There are also custom battles, which exist somewhere between Mario Maker and the Universe Mode in a WWE game. Using a tool box full of special modifiers that limit what characters can and can’t do in a given scenario, as well as some triggers that help program particular outcomes after conditions are met, these battles can potentially resemble more of a puzzle than just mashing digital action figures together in dream situations. There’s a shoddy system for putting together dialogue so that some sort of narrative can be added to them, but the best it can do is loosely set up the make-believe stakes. I had no plans to write my own entire Dragon Ball arc, but I’m not sure the tool is up to the task even if I wanted to.
There are quite a few custom battles made by developer Spike Chunsoft baked in, and they don’t really stretch the imagination that much. A few of them present interesting scenarios and specific parameters for victory, like seeing Kid Goku spar with a Master Roshi who can only be beaten by the kamehameha. But I haven’t come across an “a-ha!” creation that really shows me the potential for this mode yet.
Sparking! Zero at least seems to break the Tenkaichi curse of truly abysmal online multiplayer by supplying some solid network play. When wired up, I found minimal latency and lag issues on the live servers, or at least not enough to blame it for me dropping a combo or missing a parry. There is a local split-screen option for people who want to duke it out in person, but it’s disappointingly limited to one stage: the white void of the Hyperbolic Time Chamber. Even still, playing Sparking! Zero with real people that you can hit with a dramatic one liner or a guttural power-up scream is still the best way to do it, by far.
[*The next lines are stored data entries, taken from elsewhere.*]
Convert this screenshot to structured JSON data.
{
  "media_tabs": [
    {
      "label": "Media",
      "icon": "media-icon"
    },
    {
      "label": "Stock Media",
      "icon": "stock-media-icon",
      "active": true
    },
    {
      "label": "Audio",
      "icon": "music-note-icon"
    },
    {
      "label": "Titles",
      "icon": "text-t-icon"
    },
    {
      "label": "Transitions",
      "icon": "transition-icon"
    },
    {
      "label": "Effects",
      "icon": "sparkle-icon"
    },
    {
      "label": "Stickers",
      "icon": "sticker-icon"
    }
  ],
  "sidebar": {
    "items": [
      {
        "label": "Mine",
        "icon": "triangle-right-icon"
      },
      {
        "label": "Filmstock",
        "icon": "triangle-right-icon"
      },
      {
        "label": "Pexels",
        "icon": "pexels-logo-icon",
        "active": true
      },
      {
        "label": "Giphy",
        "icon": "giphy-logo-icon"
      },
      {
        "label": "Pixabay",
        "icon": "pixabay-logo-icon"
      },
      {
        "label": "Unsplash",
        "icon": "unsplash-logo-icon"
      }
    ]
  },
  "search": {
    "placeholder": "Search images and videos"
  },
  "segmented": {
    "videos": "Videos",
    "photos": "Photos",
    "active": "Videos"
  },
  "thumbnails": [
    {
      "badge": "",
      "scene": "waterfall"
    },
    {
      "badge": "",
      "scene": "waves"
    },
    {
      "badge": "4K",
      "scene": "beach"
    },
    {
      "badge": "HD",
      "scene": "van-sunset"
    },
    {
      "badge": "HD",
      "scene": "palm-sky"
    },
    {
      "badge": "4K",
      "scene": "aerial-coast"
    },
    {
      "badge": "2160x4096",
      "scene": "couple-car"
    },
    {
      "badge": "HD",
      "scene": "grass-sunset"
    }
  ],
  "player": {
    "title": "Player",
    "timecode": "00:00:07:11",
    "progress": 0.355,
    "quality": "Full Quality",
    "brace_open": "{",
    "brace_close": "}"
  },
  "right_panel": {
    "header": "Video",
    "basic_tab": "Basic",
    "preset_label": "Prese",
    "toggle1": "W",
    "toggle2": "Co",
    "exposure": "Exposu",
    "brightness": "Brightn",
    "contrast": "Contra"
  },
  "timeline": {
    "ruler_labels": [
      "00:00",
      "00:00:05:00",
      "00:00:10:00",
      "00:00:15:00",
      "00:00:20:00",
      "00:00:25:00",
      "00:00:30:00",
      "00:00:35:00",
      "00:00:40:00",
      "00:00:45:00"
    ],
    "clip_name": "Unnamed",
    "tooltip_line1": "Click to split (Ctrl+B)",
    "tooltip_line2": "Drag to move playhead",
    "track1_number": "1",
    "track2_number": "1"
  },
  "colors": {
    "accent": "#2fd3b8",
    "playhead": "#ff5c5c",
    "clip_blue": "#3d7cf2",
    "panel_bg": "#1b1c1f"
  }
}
Online modes are pretty straight forward, but the DP battle stands out as the most interesting way to play. It constricts your up-to-five-member teams by assigning a point value to every member of the roster, giving you 15 points maximum to split between them. Stronger characters are more expensive, so you could keep your team small and full of high-cost heavy hitters like the Kais or furry SSJ4 Saiyans, or hope a full host of cheaper characters like Krillin and Yamcha can overwhelm the opponent. I liked starting with a character’s cheaper base form, knowing that with decent play I would be able to transform them into the stronger forms over time, the early discount coming at the risk of getting beat down before I can get my power up to speed. That extra angle of strategy is something that takes good advantage of the untuned nature of a lot of these characters, and really doesn’t exist anywhere else in the genre.